Through the character Hardayal Singh, an army man in The Glass Palace. Ghosh reflects Hardayal’s conflicts on being loyal; towards his British officials and for his own country. He considers himself a worthless, alienated man and is awakened by his consciousness to be loyal to his motherland. His conflicts pave him a way for him to join and fight for the freedom struggle in India. It is vividly evident that the characters of each novel have mental traumas and conflicts within themselves, who in one way or other is anxious to be at service to their colonizers or to get rid of their imperial motives. It brings them happiness, and a sense of responsibility to be at service to the British or to accept their sense of anxiety in being colonized.
Characters like Ila in The Shadow Lines have the impact of the colonizers in her mind that affects her emotions and the binding that she has for her family. She voluntarily falls in love with an English family friend and happens to marry him only to far mental torments and struggles to have neglected her indigenous qualities. Though her outlook and behavior towards her married life look modern and English, she regrets deep within herself for choosing the wrong option, thus depicting hybridity in her identity. Rajkumar of The Glass Palace being an orphan, lands up in Burma due to circumstances and gradually manages to become a “big man” and grows a great Rajkumar Empire there in Burma. In his later part, he is being pushed out of the land where he grew powerful and stands startled. When he is chucked out of his foster land which gave him everything, he is laddered on by his Burmese wife, Dolly. Along with her, he reaches his own motherland India. His mental agony makes him suffer yell a lot of pain and gradually overcomes it with the care that his own land gives him.
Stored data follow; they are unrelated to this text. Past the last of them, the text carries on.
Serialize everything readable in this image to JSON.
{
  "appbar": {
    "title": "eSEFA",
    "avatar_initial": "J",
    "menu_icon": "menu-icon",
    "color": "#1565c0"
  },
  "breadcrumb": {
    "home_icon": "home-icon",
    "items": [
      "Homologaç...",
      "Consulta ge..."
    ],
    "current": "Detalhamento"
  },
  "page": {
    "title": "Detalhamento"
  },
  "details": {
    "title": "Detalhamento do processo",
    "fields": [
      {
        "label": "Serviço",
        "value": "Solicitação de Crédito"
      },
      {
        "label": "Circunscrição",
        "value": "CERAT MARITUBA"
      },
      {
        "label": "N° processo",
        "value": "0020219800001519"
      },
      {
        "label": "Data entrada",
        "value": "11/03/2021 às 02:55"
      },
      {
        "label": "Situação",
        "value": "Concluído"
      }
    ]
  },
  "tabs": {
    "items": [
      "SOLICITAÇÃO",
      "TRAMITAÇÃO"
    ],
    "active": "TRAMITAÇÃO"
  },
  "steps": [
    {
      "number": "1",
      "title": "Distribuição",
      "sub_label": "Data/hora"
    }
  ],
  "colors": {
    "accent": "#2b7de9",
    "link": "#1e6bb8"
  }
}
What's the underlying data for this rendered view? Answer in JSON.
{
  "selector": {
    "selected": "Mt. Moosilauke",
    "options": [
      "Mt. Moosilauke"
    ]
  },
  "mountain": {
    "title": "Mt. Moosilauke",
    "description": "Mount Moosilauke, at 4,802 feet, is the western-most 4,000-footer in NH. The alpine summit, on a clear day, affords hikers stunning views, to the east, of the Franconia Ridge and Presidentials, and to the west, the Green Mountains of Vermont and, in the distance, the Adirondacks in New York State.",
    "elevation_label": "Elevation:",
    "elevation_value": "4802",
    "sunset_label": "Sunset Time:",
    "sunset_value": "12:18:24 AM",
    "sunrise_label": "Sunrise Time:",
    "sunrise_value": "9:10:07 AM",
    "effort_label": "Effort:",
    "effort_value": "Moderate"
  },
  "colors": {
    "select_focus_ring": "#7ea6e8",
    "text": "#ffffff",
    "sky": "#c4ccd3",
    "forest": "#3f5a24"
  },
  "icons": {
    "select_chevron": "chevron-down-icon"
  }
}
In the same way, Dolly, his wife being a Burmese comes to India when she was ten years old, as the Burmese Royal family was ousted out by the colonizers. She grows up as a woman in India and struggles hard to go back to her motherland Burma through her marriage with Rajkumar. She only has traces of Burma that threatens her like she is running for her life and identity. Her inner conflicts are poured out when she feels and imagines the Princess’s newborn baby to be her own baby.
These people are thrown away not by the land but by the people either voluntarily or forcefully. Yet the land or the environment forms to be a destroyer, rebelling against the force that tries to govern it. For instance, the Sunderbans is a man-made mangrove where people were brought down from different places to live a care-free, indiscriminate life. But if some people tried to violate the place or the wildlife reservation area that safeguards the man-eaters and crocodiles, it retaliates. The tide becomes hungry and drowns the whole area with storm and waves. This area where humankind can hardly survive is highly sensitive and extremely beautiful but still hazardous to live. Even if they make a living out there, no damage must be done to that area for their own good. This is the fact that Kanai fails to understand at first hand and realizes in the latter part when he is caught in a heavy storm and survives luckily.
The above-mentioned incidents and characters represent several sorts of conflicts and inner struggles undergone by people at various circumstances, be it natural or unnatural; man-made or environmental. It is evident that they are interwoven and hence nature may show it’s two-sided face- a creator of a destroyer.